If the calculated χ² value is large, it indicates that there is a significant association between the two variables, and we reject the null hypothesis.

Both chi-square tests have some assumptions, including that the data are categorical, the sample is random, and the categories are mutually exclusive and exhaustive. Additionally, the expected frequencies should be sufficiently large (typically, at least 5) for the test to be valid.

In data analysis and research, these tests are helpful for understanding whether the distribution of a categorical variable fits a particular pattern or whether two categorical variables are associated with each other, which can provide insights into potential relationships or associations in the data.

### 20.2.1 Performing Chi-sqaure test of independence

Let’s say we want to know if there is an association between the students’ grades and their participation in extracurricular activities. We have a contingency table with the observed frequencies.

observed_table <- matrix(c(20, 20, 60, 20, 30, 20, 10, 20), nrow = 2, byrow = TRUE)
colnames(observed_table) <- c("A", "B", "C", "D")
rownames(observed_table) <- c("Participate", "Not_Participate")
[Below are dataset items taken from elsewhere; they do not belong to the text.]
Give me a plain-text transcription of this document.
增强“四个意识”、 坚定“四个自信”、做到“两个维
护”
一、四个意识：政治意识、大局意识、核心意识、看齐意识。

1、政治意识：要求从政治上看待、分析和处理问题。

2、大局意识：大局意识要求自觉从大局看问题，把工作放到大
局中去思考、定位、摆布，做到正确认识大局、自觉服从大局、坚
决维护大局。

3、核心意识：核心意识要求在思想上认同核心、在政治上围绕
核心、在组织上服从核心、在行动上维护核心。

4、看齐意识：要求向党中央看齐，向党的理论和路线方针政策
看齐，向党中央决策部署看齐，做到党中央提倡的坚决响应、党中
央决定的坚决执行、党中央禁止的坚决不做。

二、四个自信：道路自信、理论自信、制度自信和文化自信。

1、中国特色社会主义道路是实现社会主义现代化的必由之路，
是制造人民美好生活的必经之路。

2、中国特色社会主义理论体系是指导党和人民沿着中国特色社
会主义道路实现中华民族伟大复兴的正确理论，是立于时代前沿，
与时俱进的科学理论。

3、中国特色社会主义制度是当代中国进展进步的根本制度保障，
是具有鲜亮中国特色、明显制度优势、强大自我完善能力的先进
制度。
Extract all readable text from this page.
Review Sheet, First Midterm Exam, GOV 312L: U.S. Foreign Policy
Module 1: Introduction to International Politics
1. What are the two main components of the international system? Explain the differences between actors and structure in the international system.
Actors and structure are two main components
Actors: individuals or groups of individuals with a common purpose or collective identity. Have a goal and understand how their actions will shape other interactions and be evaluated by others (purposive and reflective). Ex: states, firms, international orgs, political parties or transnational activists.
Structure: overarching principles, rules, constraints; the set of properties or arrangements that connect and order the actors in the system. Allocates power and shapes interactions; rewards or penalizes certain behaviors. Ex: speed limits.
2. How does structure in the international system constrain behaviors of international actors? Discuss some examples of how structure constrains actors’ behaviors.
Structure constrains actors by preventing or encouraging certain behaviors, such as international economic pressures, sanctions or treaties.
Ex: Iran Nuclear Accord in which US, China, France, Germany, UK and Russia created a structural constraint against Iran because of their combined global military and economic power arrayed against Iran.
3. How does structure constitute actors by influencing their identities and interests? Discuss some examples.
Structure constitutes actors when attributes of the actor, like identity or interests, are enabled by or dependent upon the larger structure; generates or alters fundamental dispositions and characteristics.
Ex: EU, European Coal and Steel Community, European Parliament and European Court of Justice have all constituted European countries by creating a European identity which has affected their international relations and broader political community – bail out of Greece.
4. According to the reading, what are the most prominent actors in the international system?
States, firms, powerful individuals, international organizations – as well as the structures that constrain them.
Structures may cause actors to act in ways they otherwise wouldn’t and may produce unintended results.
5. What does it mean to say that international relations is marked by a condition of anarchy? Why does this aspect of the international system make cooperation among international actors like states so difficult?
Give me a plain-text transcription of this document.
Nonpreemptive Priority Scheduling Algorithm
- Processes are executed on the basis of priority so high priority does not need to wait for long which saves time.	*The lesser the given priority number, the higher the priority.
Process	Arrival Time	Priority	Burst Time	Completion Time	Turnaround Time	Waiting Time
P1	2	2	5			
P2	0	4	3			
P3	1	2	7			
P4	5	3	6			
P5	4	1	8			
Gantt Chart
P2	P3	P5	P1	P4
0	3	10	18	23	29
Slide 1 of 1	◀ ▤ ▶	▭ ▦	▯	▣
To perform the chi-square test of independence, we’ll use the chisq.test() function:

chisq_independence <- chisq.test(observed_table)
chisq_independence
#>
#>  Pearson's Chi-squared test
#>
#> data:  observed_table
#> X-squared = 30.952, df = 3, p-value = 8.699e-07

Based on this output, the p-value (8.699e-07) is much smaller than the common significance level of 0.05. Therefore, we reject the null hypothesis and conclude that there is a significant association between the two categorical variables. In other words, the distribution of grades is not independent of the groups, and there is a relationship between the group membership and the grade distribution according to Pearson’s chi-square test of independece.